Com a aprovação, a holding Natura & Co foi incorporada pela antiga Natura Cosméticos, encerrando a estrutura criada há quase cinco anos para consolidar as aquisições internacionais. A movimentação é simbólica: representa o fechamento de um ciclo ambicioso — e custoso — de internacionalização.
Nos últimos anos, a Natura apostou pesado na compra de marcas estrangeiras, como a australiana Aesop, a britânica The Body Shop e a própria Avon. No auge da expansão, a companhia operava em mais de 100 países. Mas a complexidade operacional e os altos custos corroeram a rentabilidade e aumentaram a dívida do grupo, forçando uma mudança de rota.
Um novo comando para um novo ciclo
Com a reestruturação, João Paulo Ferreira assumiu como CEO da nova Natura Cosméticos, substituindo Fábio Barbosa, que agora ocupa a presidência do conselho de administração. A transição também sinaliza o início da sucessão da geração fundadora — formada por Guilherme Leal, Antônio Luiz Seabra e Pedro Passos — para uma nova liderança executiva.

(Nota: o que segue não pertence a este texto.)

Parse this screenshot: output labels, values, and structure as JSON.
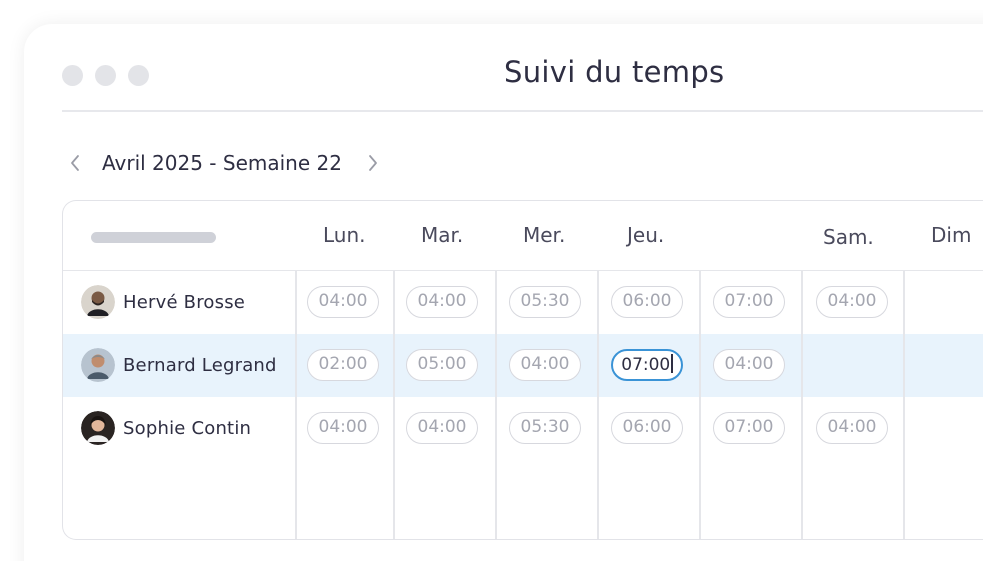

Ferreira terá o desafio de reconduzir a Natura à lucratividade e proteger o valor da marca em meio a um mercado competitivo. Entre as prioridades está a venda das operações da Avon Internacional, considerada essencial para enxugar a operação e reequilibrar as finanças.

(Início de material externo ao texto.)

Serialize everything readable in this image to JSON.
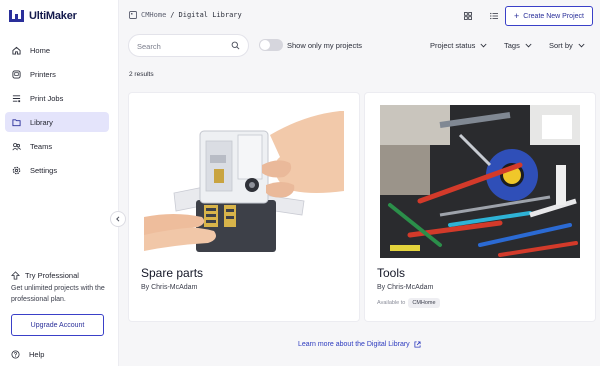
{
  "app": {
    "brand": "UltiMaker"
  },
  "sidebar": {
    "items": [
      {
        "label": "Home",
        "icon": "home-icon"
      },
      {
        "label": "Printers",
        "icon": "printer-icon"
      },
      {
        "label": "Print Jobs",
        "icon": "print-jobs-icon"
      },
      {
        "label": "Library",
        "icon": "library-icon",
        "active": true
      },
      {
        "label": "Teams",
        "icon": "teams-icon"
      },
      {
        "label": "Settings",
        "icon": "gear-icon"
      }
    ],
    "promo": {
      "title": "Try Professional",
      "text": "Get unlimited projects with the professional plan.",
      "button": "Upgrade Account"
    },
    "help": "Help"
  },
  "header": {
    "breadcrumb_root": "CMHome",
    "breadcrumb_separator": "/",
    "breadcrumb_current": "Digital Library",
    "create_button": "Create New Project"
  },
  "filters": {
    "search_placeholder": "Search",
    "toggle_label": "Show only my projects",
    "toggle_on": false,
    "project_status": "Project status",
    "tags": "Tags",
    "sort_by": "Sort by"
  },
  "results_count": "2 results",
  "projects": [
    {
      "title": "Spare parts",
      "owner": "By Chris-McAdam"
    },
    {
      "title": "Tools",
      "owner": "By Chris-McAdam",
      "available_label": "Available to",
      "available_chip": "CMHome"
    }
  ],
  "footer_link": "Learn more about the Digital Library",
  "colors": {
    "accent": "#3a40c8",
    "active_bg": "#e4e4fb",
    "brand": "#141a4d",
    "link": "#2d3bbf"
  }
}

Hoje, a subsidiária Avon Products, que atua nos Estados Unidos, enfrenta dificuldades e passa por um processo de recuperação judicial no âmbito do Chapter 11 da legislação americana.
Um despertar para a realidade
A decisão de “desglobalizar” o grupo vinha se desenhando desde 2023, quando a Natura vendeu a Aesop para a L’Oréal por US$ 2,525 bilhões e, posteriormente, a The Body Shop para o grupo alemão Aurelius por US$ 254 milhões.
Apesar dessas vendas, a empresa encerrou 2024 com um prejuízo líquido de R$ 8,929 bilhões, revertendo o lucro de R$ 2,974 bilhões registrado no ano anterior. A receita líquida, no entanto, subiu 21,5% e alcançou R$ 24 bilhões.
Agora, com foco renovado no Brasil e na América Latina, a Natura busca reconstruir sua trajetória a partir de sua maior fortaleza: o propósito original de transformar desafios sociais e ambientais em inovação e negócios sustentáveis.
O sonho de ser um gigante global pode ter ficado para trás — mas a missão de ser relevante e lucrativa, a partir de casa, segue mais viva do que nunca.